I've said this numerous times, but Captain America is my favorite comicbook character of all-time. I don't know if it's the cheesy overly heart-felt patriotism of the character or the fact that he just loves beating up Nazi's, but I can never get enough, never am more pumped up than when I'm reading a Captain America comic.
Anyway, the directer of the upcoming The Wolfman picture, Joe Johnston, is also directing the upcoming Captain America movie. When the picture was first announced I was a tad fearful because it's very easy for a Captain America movie to devolve into pure American cheese, but after reading a recent interview from Johnston himself, I have to admit, I'm pretty damn pumped. Here's a man that get's the character. Here's what Johnston had to say about his upcoming picture:
So yeah, here's a man who clearly gets what Captain America is all about, a character who has never belonged to any time, either when he was fighting Nazi's in WW2 and was the icon of the nation, to waking up in our modern day, where his past ideals and beliefs have become outdated. Captain America has always been the story of a man who fights for the world even when he feels detached, alone, left behind by it. I for one can not wait for the movie. However, even a great story can be bogged down by casting and costume. It really all depends on who they choose to done the red, white and blue.

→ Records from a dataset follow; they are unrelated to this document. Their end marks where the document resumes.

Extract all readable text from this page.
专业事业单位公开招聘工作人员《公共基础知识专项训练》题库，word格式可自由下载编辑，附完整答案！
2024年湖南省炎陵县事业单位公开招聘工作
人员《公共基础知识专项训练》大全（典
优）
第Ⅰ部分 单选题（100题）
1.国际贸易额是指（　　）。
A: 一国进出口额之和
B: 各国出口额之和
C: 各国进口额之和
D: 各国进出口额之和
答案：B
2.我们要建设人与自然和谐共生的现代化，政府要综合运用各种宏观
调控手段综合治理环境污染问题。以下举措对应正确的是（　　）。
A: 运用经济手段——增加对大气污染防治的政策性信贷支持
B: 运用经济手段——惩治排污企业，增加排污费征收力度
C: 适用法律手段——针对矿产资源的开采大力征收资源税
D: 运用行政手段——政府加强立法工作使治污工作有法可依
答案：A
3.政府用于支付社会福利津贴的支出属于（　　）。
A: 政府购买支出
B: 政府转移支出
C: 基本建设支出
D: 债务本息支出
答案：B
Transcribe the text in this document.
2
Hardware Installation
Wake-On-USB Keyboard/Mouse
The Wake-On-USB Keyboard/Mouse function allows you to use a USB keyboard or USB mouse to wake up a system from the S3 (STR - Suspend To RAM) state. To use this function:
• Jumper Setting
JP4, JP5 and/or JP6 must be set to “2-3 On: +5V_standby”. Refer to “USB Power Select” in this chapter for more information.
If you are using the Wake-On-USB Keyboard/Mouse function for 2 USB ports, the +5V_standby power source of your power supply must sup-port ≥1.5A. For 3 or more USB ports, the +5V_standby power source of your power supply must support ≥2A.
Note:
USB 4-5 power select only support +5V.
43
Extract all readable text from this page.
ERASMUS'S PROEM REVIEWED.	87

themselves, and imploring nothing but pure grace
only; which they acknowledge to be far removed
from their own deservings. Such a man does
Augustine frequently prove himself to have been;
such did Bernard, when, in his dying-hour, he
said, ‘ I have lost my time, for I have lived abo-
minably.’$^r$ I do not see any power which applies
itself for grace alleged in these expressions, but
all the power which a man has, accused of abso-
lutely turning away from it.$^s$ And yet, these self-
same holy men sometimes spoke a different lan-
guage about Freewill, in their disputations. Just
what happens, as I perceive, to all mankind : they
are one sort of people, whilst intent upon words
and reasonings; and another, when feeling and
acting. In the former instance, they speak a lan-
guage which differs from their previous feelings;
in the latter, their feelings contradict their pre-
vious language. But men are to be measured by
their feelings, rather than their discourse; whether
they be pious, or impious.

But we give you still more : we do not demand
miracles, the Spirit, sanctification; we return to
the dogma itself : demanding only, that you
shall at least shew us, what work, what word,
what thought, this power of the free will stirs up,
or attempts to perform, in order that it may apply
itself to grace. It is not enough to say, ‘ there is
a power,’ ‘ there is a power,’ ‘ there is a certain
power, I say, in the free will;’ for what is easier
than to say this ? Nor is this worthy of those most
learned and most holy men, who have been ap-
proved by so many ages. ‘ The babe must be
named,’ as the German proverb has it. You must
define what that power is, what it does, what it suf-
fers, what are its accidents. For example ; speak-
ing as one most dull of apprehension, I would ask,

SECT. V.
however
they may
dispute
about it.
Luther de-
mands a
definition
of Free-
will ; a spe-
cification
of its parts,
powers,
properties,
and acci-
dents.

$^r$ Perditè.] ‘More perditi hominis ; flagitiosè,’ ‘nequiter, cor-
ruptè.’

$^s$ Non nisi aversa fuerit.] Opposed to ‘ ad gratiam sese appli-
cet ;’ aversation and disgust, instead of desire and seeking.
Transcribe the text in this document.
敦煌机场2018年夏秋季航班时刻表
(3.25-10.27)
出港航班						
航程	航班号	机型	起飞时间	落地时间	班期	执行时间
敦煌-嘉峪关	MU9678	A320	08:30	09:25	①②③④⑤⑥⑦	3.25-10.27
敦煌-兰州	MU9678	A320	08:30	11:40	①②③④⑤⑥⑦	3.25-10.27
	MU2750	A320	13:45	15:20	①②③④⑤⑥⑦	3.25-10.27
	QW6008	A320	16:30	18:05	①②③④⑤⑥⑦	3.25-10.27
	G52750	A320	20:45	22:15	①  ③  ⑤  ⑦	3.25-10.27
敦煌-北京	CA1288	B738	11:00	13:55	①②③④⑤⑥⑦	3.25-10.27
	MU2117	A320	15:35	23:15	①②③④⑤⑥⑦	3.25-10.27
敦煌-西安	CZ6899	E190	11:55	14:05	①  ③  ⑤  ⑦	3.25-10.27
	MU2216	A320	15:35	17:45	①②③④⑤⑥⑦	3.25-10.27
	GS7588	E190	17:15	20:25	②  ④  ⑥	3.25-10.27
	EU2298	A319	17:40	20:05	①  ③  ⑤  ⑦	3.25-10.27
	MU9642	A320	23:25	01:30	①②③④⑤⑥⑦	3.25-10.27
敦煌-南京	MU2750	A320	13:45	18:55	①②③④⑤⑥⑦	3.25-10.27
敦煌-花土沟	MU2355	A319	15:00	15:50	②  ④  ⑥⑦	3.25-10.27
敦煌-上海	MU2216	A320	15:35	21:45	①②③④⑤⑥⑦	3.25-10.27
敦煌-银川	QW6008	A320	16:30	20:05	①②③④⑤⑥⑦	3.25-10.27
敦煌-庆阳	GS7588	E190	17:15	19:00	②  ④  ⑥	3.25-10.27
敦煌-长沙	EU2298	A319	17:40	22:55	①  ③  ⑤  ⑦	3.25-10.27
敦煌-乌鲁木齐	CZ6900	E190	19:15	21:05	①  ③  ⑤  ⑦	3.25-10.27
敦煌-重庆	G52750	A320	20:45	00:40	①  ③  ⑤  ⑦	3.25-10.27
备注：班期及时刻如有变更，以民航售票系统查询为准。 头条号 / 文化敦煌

Look for the film to hit theaters 2011.
"It is influenced by the comic book, but it goes off in a completely different direction. It's the origin story of Captain America. It's mostly period—there are modern, present-day bookends on it—but it's basically the story of how Steve Rogers becomes Captain America. The great thing about Captain America is he's a super hero without any super powers. Which is why this story, among the hundreds of super hero stories, appealed to me the most. He can't fly, he can't see through walls, he can't do any of that stuff. He's an every man who's been given this amazing gift of transformation into the perfect specimen—the pinnacle of human perfection. How does that affect him? What does that mean for him emotionally and psychologically?"
"He was this 98-pound weakling, he was this wimp, and he's transformed instantly into this Adonis. You'd think he got everything he wanted. Well, he didn't get everything he wanted. The rules change at that point and his life gets even more complicated and dire. For me, that's the interesting part of the story. It's got some great action sequences in it and some incredible stuff that we've never seen before. But at the heart of it, it's a story about this kid who all he wants to do is fit in. This thing happens and he still doesn't fit in. And he has to prove himself a hero—essentially go AWOL to save a friend. Eventually at the very end, I don't want to give away to much, but he does fit in. But it's the journey of getting him there that's interesting. And it's a lot of fun."